Parking’s ‘brand’ has become an unfortunate task that keeps you from where you need to be, when you need to be there. How that changes and what it takes starts with a close look at its all-too-familiar flaws. 

1. Where do I go? Anyone’s guess.

“What’s the parking situation?” We all know the tone. We’ve all asked the question. What we really mean: if parking is bad or uncertain enough, we’re out. Drivers need the out because they’ve grown accustomed to having little to no way of knowing if there will be parking that suits their criteria nor where they’ll find it. And the only way they’ve had to find out is to search block by block, floor by floor, one space at a time. Meanwhile, a bird’s eye view would say there are tens or hundreds of available spaces that fit their criteria in the vicinity.

2. How can I plan? You can, and you can’t.

Modern parking has seen so many innovations and improvements, but they don’t always make planning easier and sometimes add complexity. On a given day, you might reserve a spot through one app for your first appointment and head to a garage for your next where you need a different one. Each delivers convenience for a given location but collectively creates a digital maze. We’ve never had more parking data at our fingertips, yet we feel no more certain about where we’ll end up parking. It’s the paradox of modern parking: technology everywhere, predictability nowhere.

3. I’m in! Now what?

I’m in the parking business, but I’m not insulated from the confusion parking can entail. At the garage where I park for one appointment, I pull a ticket and must remember to bring it with me to validate. Otherwise, I need to awkwardly reverse, park again and return for validation. Or, I just cringe and pay at the gate to avoid the hassle. At a favorite performing arts venue, I pay in advance and stop to show the attendant my digital receipt. At another restaurant that validates parking, I’m advised to start my session before leaving the garage to avoid towing. And there’s the time I downloaded the app, entered my information and forgot to end my session. It’s different everywhere and always hard to determine where to enter, how to pay, or if I’m required to download another app.

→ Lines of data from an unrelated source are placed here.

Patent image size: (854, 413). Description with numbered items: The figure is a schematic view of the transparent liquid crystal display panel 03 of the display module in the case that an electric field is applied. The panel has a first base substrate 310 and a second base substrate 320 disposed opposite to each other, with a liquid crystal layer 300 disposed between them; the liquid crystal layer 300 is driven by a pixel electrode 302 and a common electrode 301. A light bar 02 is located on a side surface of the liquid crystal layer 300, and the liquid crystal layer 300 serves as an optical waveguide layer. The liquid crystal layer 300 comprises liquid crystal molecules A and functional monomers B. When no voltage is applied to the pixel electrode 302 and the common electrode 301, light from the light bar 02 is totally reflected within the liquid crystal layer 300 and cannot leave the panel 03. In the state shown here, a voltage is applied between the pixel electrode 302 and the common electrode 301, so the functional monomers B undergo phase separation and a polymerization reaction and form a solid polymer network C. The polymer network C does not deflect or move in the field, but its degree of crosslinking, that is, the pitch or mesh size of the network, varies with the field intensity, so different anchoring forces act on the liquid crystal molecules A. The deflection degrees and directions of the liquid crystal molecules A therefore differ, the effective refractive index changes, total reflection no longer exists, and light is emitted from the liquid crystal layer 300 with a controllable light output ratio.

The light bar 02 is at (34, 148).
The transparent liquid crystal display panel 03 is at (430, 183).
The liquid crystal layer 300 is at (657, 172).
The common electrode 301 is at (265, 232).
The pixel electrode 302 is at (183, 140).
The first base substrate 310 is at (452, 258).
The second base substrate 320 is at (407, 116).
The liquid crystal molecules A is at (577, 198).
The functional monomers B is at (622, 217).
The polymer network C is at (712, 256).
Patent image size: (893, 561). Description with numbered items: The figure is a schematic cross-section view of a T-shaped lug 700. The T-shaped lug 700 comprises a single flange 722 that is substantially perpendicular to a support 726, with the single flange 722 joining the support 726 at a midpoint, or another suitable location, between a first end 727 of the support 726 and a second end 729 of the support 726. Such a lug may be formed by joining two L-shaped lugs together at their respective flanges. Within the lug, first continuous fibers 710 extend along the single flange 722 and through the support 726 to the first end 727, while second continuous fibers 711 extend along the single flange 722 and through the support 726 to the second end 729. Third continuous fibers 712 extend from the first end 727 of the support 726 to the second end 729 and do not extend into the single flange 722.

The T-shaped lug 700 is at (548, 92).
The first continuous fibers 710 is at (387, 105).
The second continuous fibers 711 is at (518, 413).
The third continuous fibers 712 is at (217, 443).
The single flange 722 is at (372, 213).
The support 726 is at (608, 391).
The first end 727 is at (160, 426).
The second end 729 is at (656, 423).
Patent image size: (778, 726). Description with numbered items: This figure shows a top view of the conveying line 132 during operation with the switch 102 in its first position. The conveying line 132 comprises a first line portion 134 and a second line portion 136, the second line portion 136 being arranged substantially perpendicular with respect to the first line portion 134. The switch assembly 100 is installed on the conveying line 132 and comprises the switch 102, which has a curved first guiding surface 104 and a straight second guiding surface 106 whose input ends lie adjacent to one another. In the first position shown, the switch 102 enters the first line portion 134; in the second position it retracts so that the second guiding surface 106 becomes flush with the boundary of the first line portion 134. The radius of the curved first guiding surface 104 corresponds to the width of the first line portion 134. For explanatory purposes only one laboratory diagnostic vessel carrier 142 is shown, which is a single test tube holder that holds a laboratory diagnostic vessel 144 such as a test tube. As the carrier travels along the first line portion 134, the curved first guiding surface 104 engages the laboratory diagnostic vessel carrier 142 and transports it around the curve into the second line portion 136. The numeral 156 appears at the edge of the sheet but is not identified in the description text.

4. How was it? Never better! 

As in, no, parking in too many cases hasn’t improved. For most drivers, parking represents at best a string of isolated, disconnected events. You could park at the same garage for years and never be considered a customer. There’s no way to know you’ve parked there before, once or many times; no way to recognize the car you drive; no way to encourage you to come back, to know if you will, and to know why if you don’t.

From blind spots to roadmap

Now imagine the experience where these parking challenges resolve. That same visitor receives a parking reservation link with their meeting invitation. Upon arrival, AI-powered cameras recognize their vehicle, gates lift automatically, and they find an open spot near the elevator. When the meeting ends, they simply drive out while payment processes seamlessly in the background. 

In the coming weeks, we’ll explore how this transformation unfolds – from the six powerful forces driving change to the commercial real estate leaders positioned to pioneer new models, to the networked future where every parking space becomes a dynamic asset. Each post will showcase real solutions and proven strategies that forward-thinking operators are implementing today.

It’s a transformation in parking – a new driver experience – that’s already underway in facilities around the country where progressive operators and owners are partnering with technology providers to turn solutions to these challenges into competitive advantage and 20-40% yield improvements. 

When it comes to parking in the future, everyone’s a rockstar.